We will now move to the case where \(X\) is a matrix instead of just a scalar. Let us consider the following matrix: \[ \Phi = \begin{bmatrix} \Phi_{11}&\Phi_{12} \\ \Phi_{21}&\Phi_{22} \end{bmatrix} \in \mathbb R^{2n\times 2n}, \] where each \(\Phi_{ij}\in \mathbb R^{n\times n}\). Define the following operator

\begin{align} \label{eq:homographic} F(\Phi,X) \triangleq (\Phi_{11}X+\Phi_{12})(\Phi_{21}X+\Phi_{22})^{-1}. \end{align}

Similarly for any \(\Phi_1,\,\Phi_2 \in \mathbb R^{2n\times 2n}\), we have

\begin{align} \label{eq:homographiccomposition} F(\Phi_1,F(\Phi_2,X)) = F(\Phi_1\Phi_2,X). \end{align}

We now establish the link between linear fractional transformations and Riccati equations. We will assume that \(A\) is invertible. We know that

\begin{align} \label{eq:riccatidecompose1} AXA' &= F\left(\begin{bmatrix} A & 0\\ 0 & (A')^{-1} \end{bmatrix}, X\right),\\ \label{eq:riccatidecompose2} (X + Q)^{-1} &= F\left(\begin{bmatrix} 0 & I\\ I & Q \end{bmatrix}, X\right),\\ \label{eq:riccatidecompose3} (X + C'R^{-1}C)^{-1} &= F\left(\begin{bmatrix} 0 & I\\ I & C'R^{-1}C \end{bmatrix}, X\right). \end{align}

As a result, using \eqref{eq:homographiccomposition}, we have

\begin{align} \label{eq:riccatihomo} g(X) = F(\Phi_g,X), \end{align}

where

\begin{align} \label{eq:Phimatrixg} \Phi_g \triangleq \begin{bmatrix} A&Q(A')^{-1} \\ C^TR^{-1}CA&(I+C^TR^{-1}CQ)(A')^{-1} \end{bmatrix}. \end{align}

Hence, \(g^{(n)}(X) = F(\Phi_g^n,X)\).

Contraction Property of Riccati Equation

We will simply state several key theorems in this paper.

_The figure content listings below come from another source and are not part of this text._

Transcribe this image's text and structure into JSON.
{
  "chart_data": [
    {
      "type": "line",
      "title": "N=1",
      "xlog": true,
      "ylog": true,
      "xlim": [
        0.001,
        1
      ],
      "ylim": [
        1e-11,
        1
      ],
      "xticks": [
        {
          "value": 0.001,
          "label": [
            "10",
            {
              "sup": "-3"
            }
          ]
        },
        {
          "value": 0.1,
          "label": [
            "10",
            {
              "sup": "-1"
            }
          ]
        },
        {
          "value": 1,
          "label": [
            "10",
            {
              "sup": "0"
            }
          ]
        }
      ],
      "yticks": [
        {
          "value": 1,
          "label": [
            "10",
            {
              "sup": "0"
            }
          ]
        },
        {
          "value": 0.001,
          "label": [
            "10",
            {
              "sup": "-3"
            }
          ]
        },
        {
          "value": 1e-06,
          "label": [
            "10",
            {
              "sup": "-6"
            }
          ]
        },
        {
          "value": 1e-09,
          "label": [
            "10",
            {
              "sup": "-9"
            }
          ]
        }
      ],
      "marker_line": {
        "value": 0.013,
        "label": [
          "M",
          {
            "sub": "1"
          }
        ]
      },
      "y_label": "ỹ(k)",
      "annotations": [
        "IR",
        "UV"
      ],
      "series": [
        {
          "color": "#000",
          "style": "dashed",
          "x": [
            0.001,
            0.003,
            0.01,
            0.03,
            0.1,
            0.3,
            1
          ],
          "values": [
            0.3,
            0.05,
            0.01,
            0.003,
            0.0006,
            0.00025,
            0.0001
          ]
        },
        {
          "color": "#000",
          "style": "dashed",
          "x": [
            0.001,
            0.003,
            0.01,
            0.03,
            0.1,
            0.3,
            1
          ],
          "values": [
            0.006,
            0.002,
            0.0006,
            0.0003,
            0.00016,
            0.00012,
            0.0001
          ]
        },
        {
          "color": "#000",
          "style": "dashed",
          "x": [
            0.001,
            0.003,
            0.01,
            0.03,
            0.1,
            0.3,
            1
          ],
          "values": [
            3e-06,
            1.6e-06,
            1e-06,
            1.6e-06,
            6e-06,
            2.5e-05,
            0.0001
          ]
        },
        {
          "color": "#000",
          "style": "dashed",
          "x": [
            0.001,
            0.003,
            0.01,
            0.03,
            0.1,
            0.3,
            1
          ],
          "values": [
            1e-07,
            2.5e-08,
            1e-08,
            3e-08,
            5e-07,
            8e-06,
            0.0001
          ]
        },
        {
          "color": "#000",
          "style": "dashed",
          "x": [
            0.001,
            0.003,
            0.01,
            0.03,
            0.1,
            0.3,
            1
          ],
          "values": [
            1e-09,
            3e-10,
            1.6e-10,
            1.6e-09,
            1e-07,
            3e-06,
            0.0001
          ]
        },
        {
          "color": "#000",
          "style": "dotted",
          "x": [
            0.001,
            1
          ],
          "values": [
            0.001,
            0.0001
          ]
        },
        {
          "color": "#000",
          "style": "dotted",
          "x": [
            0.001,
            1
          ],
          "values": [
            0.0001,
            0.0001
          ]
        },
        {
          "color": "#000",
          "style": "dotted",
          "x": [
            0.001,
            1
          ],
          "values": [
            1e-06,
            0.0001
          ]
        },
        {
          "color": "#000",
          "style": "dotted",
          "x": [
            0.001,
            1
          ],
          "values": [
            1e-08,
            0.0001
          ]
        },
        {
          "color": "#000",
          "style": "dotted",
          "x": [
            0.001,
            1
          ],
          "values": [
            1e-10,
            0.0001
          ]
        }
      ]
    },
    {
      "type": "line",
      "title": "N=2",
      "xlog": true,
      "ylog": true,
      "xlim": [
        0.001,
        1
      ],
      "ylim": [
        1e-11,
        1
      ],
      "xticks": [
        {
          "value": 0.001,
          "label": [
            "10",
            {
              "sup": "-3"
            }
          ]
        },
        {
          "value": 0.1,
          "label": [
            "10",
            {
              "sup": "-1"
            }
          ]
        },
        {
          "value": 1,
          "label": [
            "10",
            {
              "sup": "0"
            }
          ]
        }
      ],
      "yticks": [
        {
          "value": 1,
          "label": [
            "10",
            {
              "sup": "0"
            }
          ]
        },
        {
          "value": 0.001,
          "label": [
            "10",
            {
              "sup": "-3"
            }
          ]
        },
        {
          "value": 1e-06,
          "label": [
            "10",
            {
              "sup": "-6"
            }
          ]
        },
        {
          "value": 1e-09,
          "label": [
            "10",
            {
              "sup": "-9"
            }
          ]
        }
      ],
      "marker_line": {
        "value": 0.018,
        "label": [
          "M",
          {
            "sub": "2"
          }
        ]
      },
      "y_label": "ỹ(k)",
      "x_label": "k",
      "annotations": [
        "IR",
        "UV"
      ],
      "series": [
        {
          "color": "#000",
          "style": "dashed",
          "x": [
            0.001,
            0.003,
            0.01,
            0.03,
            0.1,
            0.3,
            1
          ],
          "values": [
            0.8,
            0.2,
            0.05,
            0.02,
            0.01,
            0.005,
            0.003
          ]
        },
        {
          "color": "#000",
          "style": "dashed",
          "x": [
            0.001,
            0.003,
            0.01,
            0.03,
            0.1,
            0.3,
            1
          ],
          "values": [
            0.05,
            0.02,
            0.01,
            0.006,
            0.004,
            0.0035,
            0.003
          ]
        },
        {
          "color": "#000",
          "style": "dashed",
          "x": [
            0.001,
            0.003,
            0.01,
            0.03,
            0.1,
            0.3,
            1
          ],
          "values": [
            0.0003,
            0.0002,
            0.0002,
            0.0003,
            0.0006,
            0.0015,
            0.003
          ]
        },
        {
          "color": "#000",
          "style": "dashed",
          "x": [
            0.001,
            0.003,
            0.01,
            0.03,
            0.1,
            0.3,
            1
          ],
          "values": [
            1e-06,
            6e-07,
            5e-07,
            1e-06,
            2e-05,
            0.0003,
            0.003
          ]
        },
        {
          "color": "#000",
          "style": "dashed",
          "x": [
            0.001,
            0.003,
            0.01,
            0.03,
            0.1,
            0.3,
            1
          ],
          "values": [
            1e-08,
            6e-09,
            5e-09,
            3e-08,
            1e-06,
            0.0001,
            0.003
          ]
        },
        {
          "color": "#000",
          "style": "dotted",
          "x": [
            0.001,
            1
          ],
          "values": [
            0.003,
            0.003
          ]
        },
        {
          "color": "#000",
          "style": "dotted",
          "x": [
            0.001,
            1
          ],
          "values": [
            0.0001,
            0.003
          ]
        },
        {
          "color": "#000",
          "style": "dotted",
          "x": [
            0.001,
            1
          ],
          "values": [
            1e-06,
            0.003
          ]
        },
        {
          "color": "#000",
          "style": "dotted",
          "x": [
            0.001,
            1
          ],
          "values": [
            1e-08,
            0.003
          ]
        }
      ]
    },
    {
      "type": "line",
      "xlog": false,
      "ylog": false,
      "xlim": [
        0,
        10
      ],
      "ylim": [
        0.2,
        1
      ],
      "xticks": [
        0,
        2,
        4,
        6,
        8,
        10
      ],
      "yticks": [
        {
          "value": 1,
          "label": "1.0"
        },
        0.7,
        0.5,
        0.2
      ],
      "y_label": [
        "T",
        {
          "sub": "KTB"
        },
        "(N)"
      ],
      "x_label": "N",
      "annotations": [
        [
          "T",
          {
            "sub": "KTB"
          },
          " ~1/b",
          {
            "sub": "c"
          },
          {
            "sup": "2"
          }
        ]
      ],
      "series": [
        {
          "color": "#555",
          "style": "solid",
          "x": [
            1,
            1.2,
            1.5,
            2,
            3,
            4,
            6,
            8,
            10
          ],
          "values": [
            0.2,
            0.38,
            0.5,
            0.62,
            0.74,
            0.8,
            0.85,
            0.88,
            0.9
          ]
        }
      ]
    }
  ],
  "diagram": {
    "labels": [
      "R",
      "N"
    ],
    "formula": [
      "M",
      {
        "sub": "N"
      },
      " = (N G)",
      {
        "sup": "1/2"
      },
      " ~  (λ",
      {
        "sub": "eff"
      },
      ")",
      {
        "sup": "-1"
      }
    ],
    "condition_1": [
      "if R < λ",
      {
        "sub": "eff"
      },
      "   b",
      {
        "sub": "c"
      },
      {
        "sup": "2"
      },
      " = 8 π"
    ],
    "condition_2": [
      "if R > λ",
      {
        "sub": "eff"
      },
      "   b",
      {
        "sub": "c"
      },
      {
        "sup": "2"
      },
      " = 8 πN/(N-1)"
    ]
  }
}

Consider the following function \(\delta: \mathbb S_n^{++}\times \mathbb S_n^{++}\rightarrow \mathbb R\) defined as

\begin{align} \label{eq:metric} \delta(X,Y) = \sqrt{\sum_{i=1}^n \left(\log \lambda_i\right)^2}, \end{align}

where \(\lambda_1,\dots,\lambda_n\) are the eigenvalues of \(XY^{-1}\). One can prove that it is a metric on the space of \(\mathbb S_n^{++}\). The main property of this metric is that it is invariant under conjugacy and inversion, i.e.,

\begin{align} \label{eq:invariance} \delta(X^{-1},Y^{-1}) =\delta(X,Y) = \delta (AXA',AYA'). \end{align}

Moreover, if a positive semi-definite matrix \(P \geq 0\) and the smallest eigenvalue of \(P\) is \(\beta\), then

\begin{align} \label{eq:contraction} \delta(X+P,Y+P)\leq \frac{\alpha}{\alpha+\beta}\delta(X,Y) \leq \delta(X,Y). \end{align}

where \(\alpha\) is the largest eigenvalue of \(X\) and \(Y\).

Therefore, from \eqref{eq:riccatidecompose1}, \eqref{eq:riccatidecompose2} and \eqref{eq:riccatidecompose3} we know that

\begin{align} \label{eq:riccaticontraction} \delta(g(X),g(Y))\leq \delta(X,Y). \end{align}

It can be further proved that if \((A,C)\) is observable, then there exists a \(k\) and \(0 < \rho < 1\), such that

\begin{align} \label{eq:riccaticontraction2} \delta(g^{(k)}(X),g^{(k)}(Y))\leq\rho \delta(X,Y). \end{align}